A bottle-green Australian frog may hold the key to future mosquito repellents, a study says.
The malaria parasite is spread by mosquitoes
A University of Adelaide team found the secretions of the dumpy tree frog are effective at warding off mosquitoes.
Researchers found mice given the secretions remained bite-free for four times longer than those not, the Biology Letters journal reported.
But experts said such repellents would only have a limited effect in fighting malaria, which is spread by mosquitoes.
Researchers chose to investigate frogs because previous research had uncovered that their secretions can act as powerful painkillers and hallucinogens.
The team also found two other Australian species - the desert tree frog and Mjoberg's toadlet - released mosquito repellent odour from their skin, although their secretions were not tested on mice.
In the study, mice given the secretions from the dumpy tree frog remained bite-free for around 50 minutes compared to 12 minutes for an untreated group.
However, mice given Deet, the chemical that is typically used in commercial mosquito repellents, were protected for up to two hours.
The researchers said the frog secretions should not yet be considered as an alternative to Deet, which was originally formulated for the US army after WWII.
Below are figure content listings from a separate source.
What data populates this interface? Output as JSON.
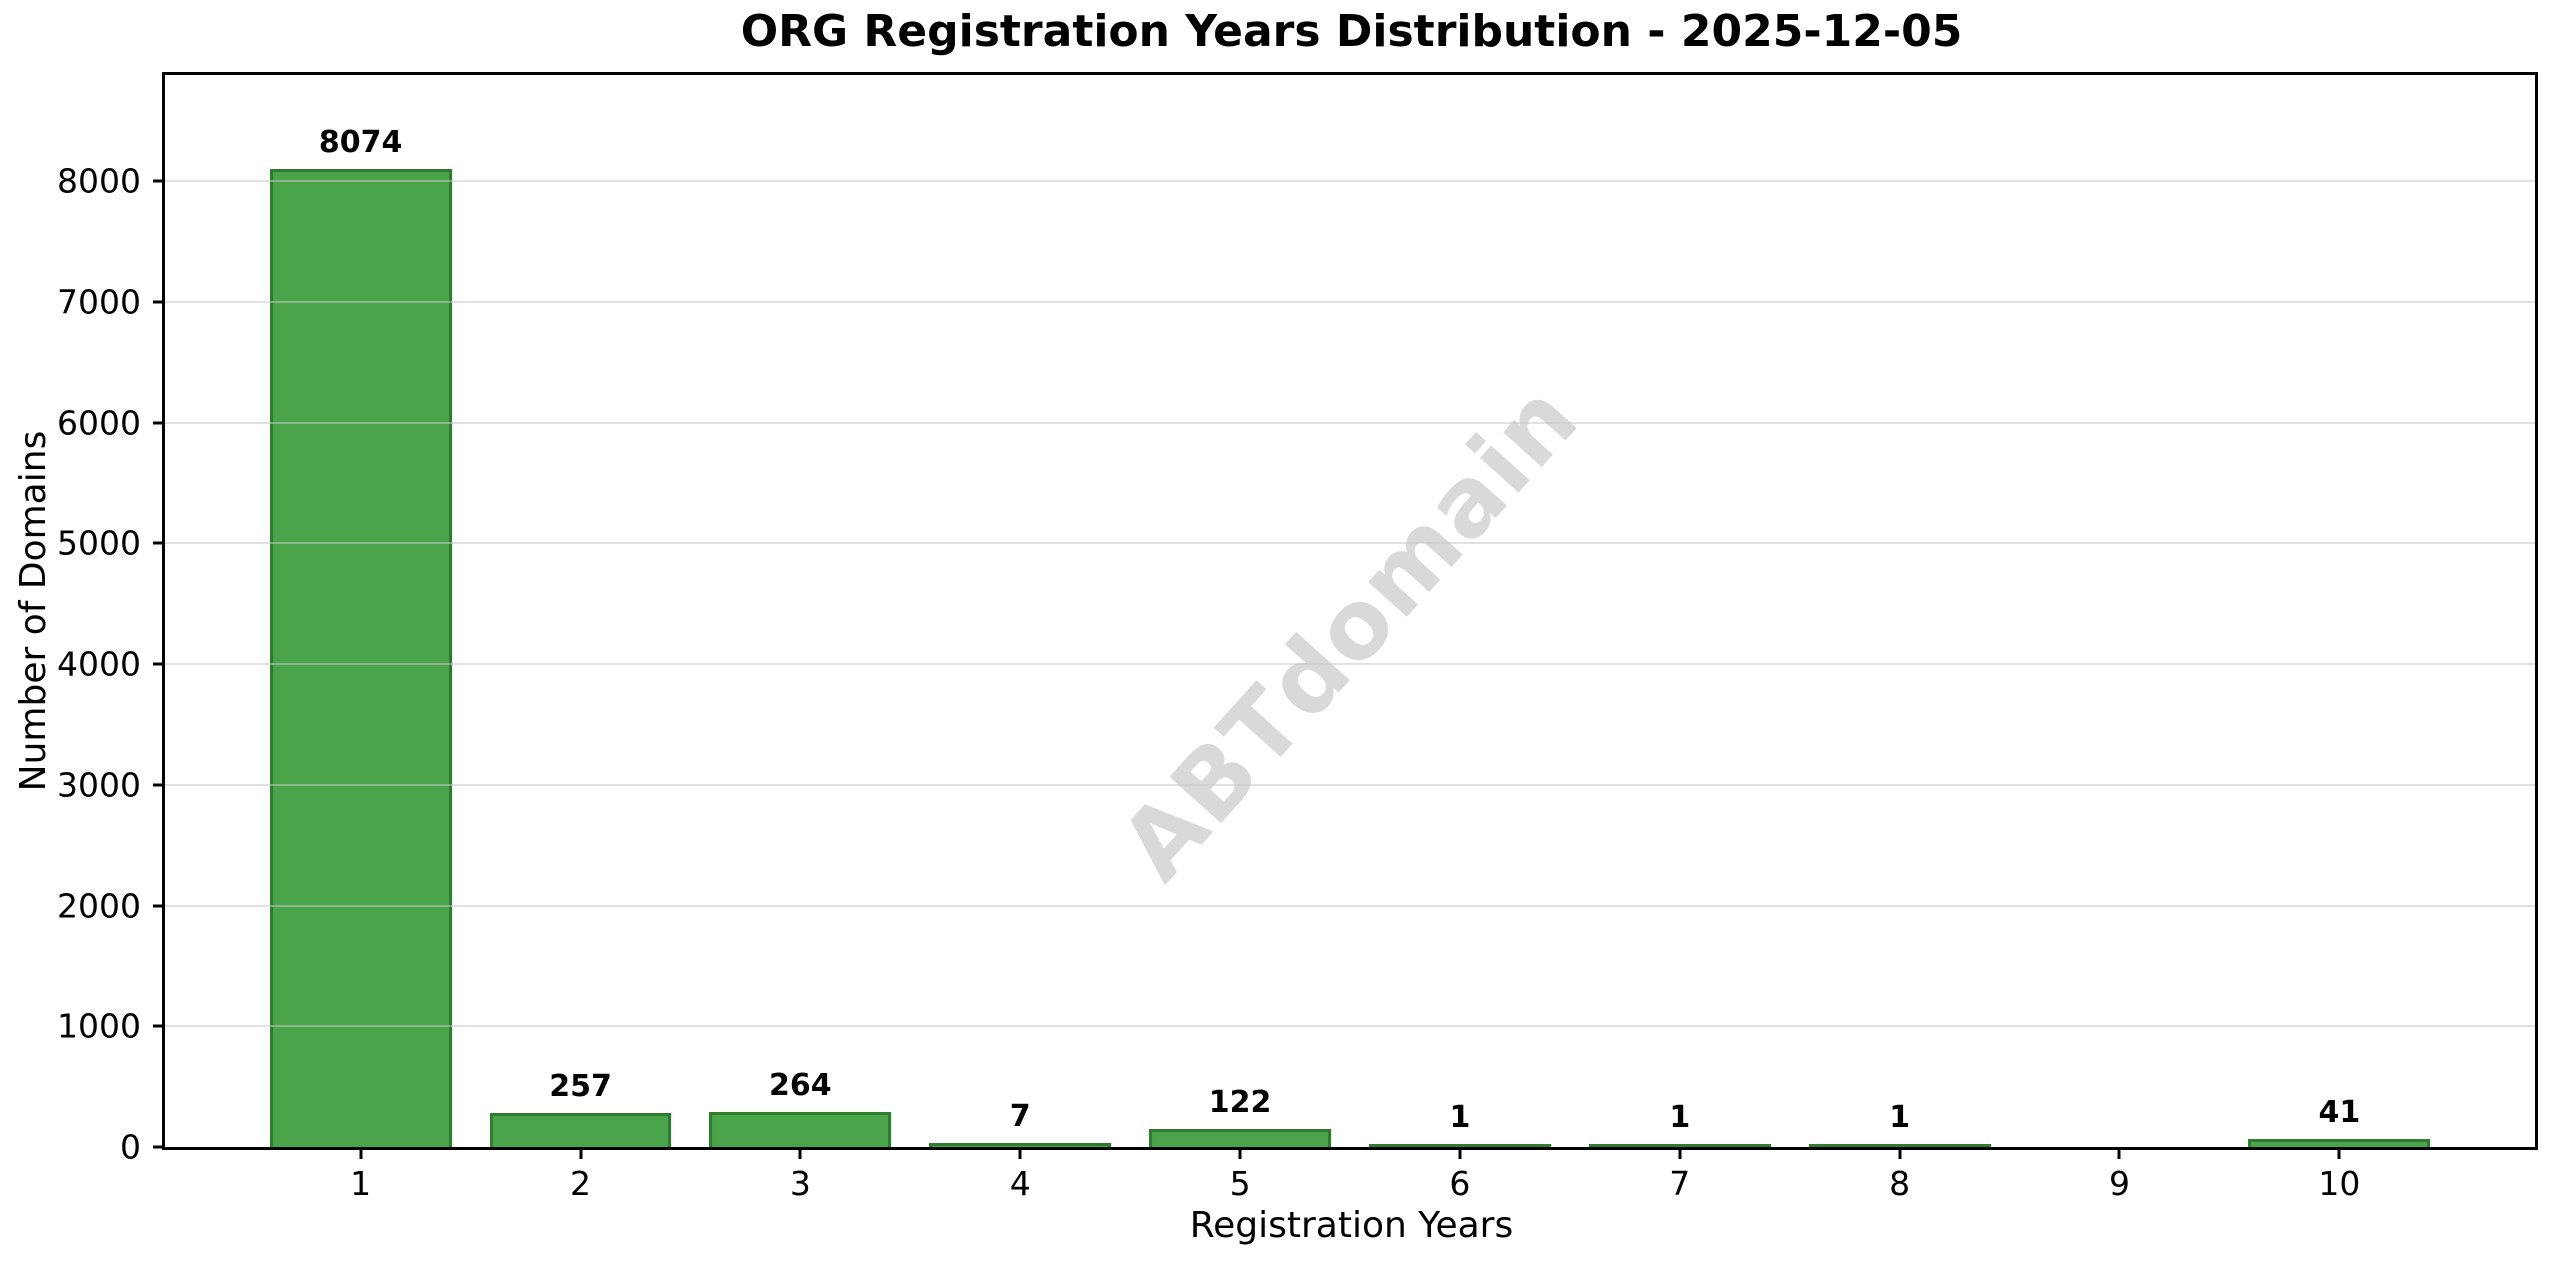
{
  "chart_data": {
    "type": "bar",
    "title": "ORG Registration Years Distribution - 2025-12-05",
    "xlabel": "Registration Years",
    "ylabel": "Number of Domains",
    "watermark": "ABTdomain",
    "categories": [
      "1",
      "2",
      "3",
      "4",
      "5",
      "6",
      "7",
      "8",
      "9",
      "10"
    ],
    "values": [
      8074,
      257,
      264,
      7,
      122,
      1,
      1,
      1,
      0,
      41
    ],
    "bar_labels": [
      "8074",
      "257",
      "264",
      "7",
      "122",
      "1",
      "1",
      "1",
      "",
      "41"
    ],
    "yticks": [
      0,
      1000,
      2000,
      3000,
      4000,
      5000,
      6000,
      7000,
      8000
    ],
    "ylim": [
      0,
      8880
    ],
    "xlim": [
      0.11,
      10.89
    ],
    "bar_width": 0.8,
    "grid": "horizontal-light-over-bars",
    "legend": "none",
    "colors": {
      "bar_fill": "#4aa44a",
      "bar_edge": "#2e7d2e",
      "grid": "rgba(200,200,200,0.55)",
      "watermark": "#d9d9d9",
      "text": "#000000",
      "background": "#ffffff"
    }
  }
}
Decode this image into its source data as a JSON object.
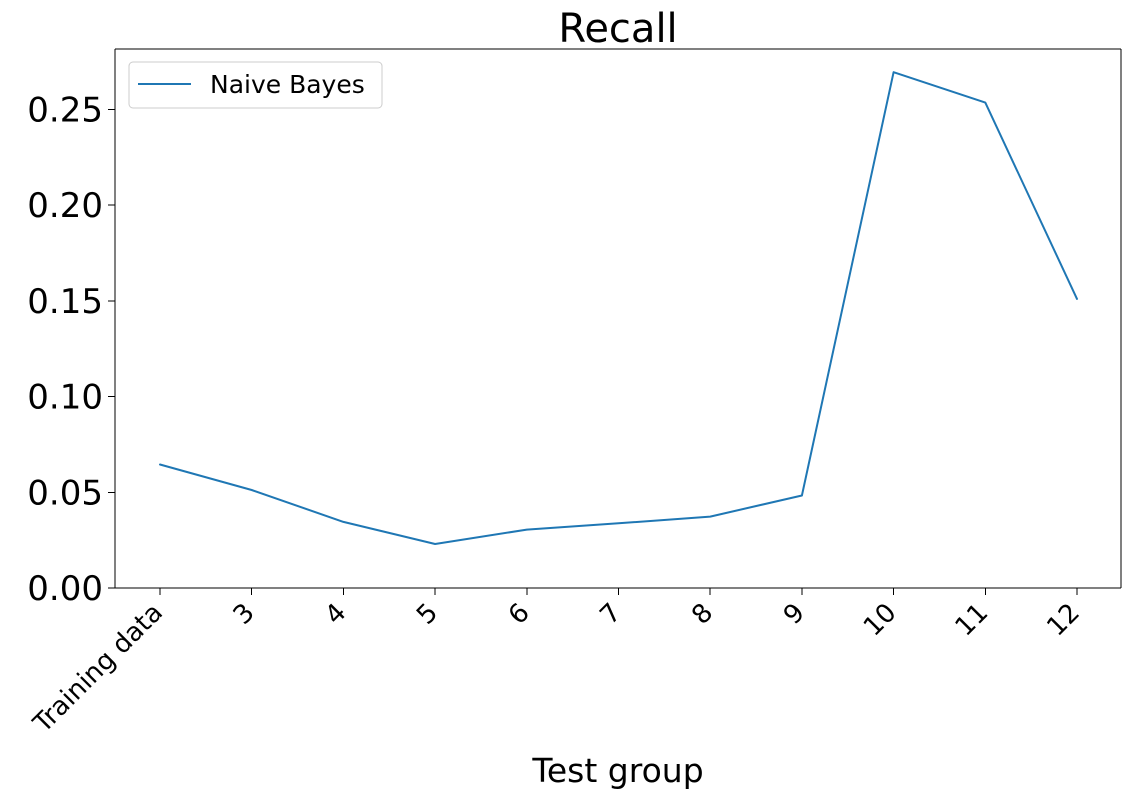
{
  "chart_data": {
    "type": "line",
    "title": "Recall",
    "xlabel": "Test group",
    "ylabel": "",
    "categories": [
      "Training data",
      "3",
      "4",
      "5",
      "6",
      "7",
      "8",
      "9",
      "10",
      "11",
      "12"
    ],
    "series": [
      {
        "name": "Naive Bayes",
        "color": "#1f77b4",
        "values": [
          0.0645,
          0.0512,
          0.0345,
          0.023,
          0.0305,
          0.0338,
          0.0373,
          0.0483,
          0.2694,
          0.2535,
          0.151
        ]
      }
    ],
    "ylim": [
      0,
      0.2815
    ],
    "yticks": [
      "0.00",
      "0.05",
      "0.10",
      "0.15",
      "0.20",
      "0.25"
    ],
    "ytick_values": [
      0,
      0.05,
      0.1,
      0.15,
      0.2,
      0.25
    ],
    "grid": false,
    "legend_position": "top-left"
  }
}
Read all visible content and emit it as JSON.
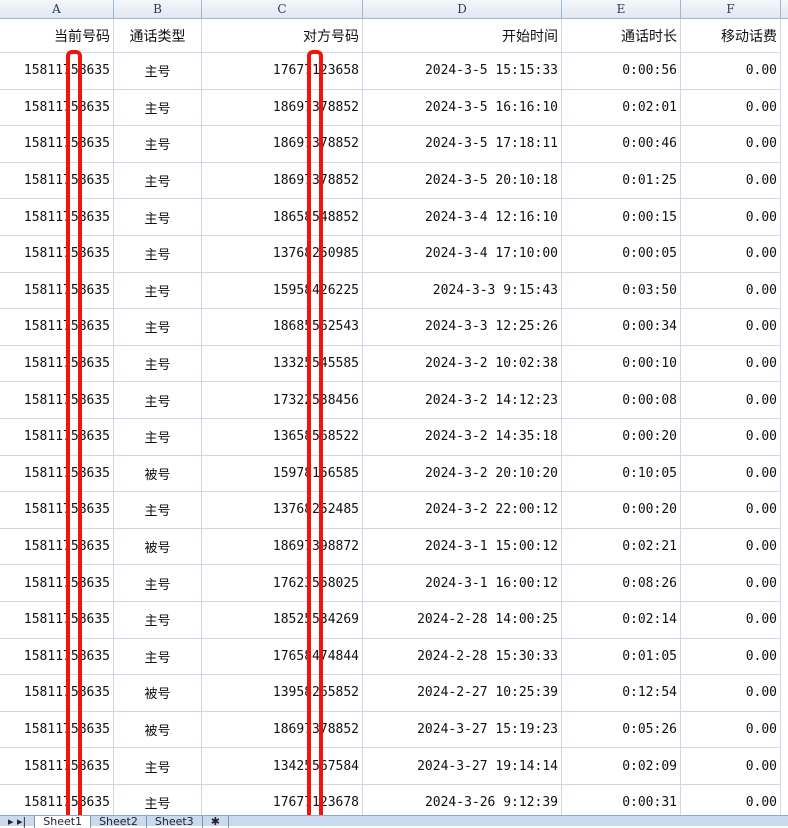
{
  "columns": [
    "A",
    "B",
    "C",
    "D",
    "E",
    "F"
  ],
  "headers": [
    "当前号码",
    "通话类型",
    "对方号码",
    "开始时间",
    "通话时长",
    "移动话费"
  ],
  "rows": [
    [
      "15811758635",
      "主号",
      "17677123658",
      "2024-3-5 15:15:33",
      "0:00:56",
      "0.00"
    ],
    [
      "15811758635",
      "主号",
      "18697378852",
      "2024-3-5 16:16:10",
      "0:02:01",
      "0.00"
    ],
    [
      "15811758635",
      "主号",
      "18697378852",
      "2024-3-5 17:18:11",
      "0:00:46",
      "0.00"
    ],
    [
      "15811758635",
      "主号",
      "18697378852",
      "2024-3-5 20:10:18",
      "0:01:25",
      "0.00"
    ],
    [
      "15811758635",
      "主号",
      "18658548852",
      "2024-3-4 12:16:10",
      "0:00:15",
      "0.00"
    ],
    [
      "15811758635",
      "主号",
      "13768250985",
      "2024-3-4 17:10:00",
      "0:00:05",
      "0.00"
    ],
    [
      "15811758635",
      "主号",
      "15958426225",
      "2024-3-3 9:15:43",
      "0:03:50",
      "0.00"
    ],
    [
      "15811758635",
      "主号",
      "18685562543",
      "2024-3-3 12:25:26",
      "0:00:34",
      "0.00"
    ],
    [
      "15811758635",
      "主号",
      "13325545585",
      "2024-3-2 10:02:38",
      "0:00:10",
      "0.00"
    ],
    [
      "15811758635",
      "主号",
      "17322538456",
      "2024-3-2 14:12:23",
      "0:00:08",
      "0.00"
    ],
    [
      "15811758635",
      "主号",
      "13658568522",
      "2024-3-2 14:35:18",
      "0:00:20",
      "0.00"
    ],
    [
      "15811758635",
      "被号",
      "15978156585",
      "2024-3-2 20:10:20",
      "0:10:05",
      "0.00"
    ],
    [
      "15811758635",
      "主号",
      "13768252485",
      "2024-3-2 22:00:12",
      "0:00:20",
      "0.00"
    ],
    [
      "15811758635",
      "被号",
      "18697398872",
      "2024-3-1 15:00:12",
      "0:02:21",
      "0.00"
    ],
    [
      "15811758635",
      "主号",
      "17623558025",
      "2024-3-1 16:00:12",
      "0:08:26",
      "0.00"
    ],
    [
      "15811758635",
      "主号",
      "18525534269",
      "2024-2-28 14:00:25",
      "0:02:14",
      "0.00"
    ],
    [
      "15811758635",
      "主号",
      "17658474844",
      "2024-2-28 15:30:33",
      "0:01:05",
      "0.00"
    ],
    [
      "15811758635",
      "被号",
      "13958265852",
      "2024-2-27 10:25:39",
      "0:12:54",
      "0.00"
    ],
    [
      "15811758635",
      "被号",
      "18697378852",
      "2024-3-27 15:19:23",
      "0:05:26",
      "0.00"
    ],
    [
      "15811758635",
      "主号",
      "13425567584",
      "2024-3-27 19:14:14",
      "0:02:09",
      "0.00"
    ],
    [
      "15811758635",
      "主号",
      "17677123678",
      "2024-3-26 9:12:39",
      "0:00:31",
      "0.00"
    ]
  ],
  "sheets": [
    "Sheet1",
    "Sheet2",
    "Sheet3"
  ],
  "active_sheet": "Sheet1",
  "redaction_color": "#f0140c"
}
But they said: "The discovery highlights the potential of the unsung properties of amphibian skin.
"Many aspects of frog chemical ecology remain unexplored."
However, a leading expert suggested the impact on fighting malaria, which is responsible for one million deaths a year, would be limited.
Dr Nigel Hill, a disease control expert at the London School of Hygiene and Tropical Medicine, said repellents had "limited, but interesting" uses for controlling malaria.
"Afghan refugee camps have found the use of repellent soap to reduce malaria to some degree."
But he said some of the plant-based repellents which had been tried were more practical than frog-based ones because the plants were more readily available.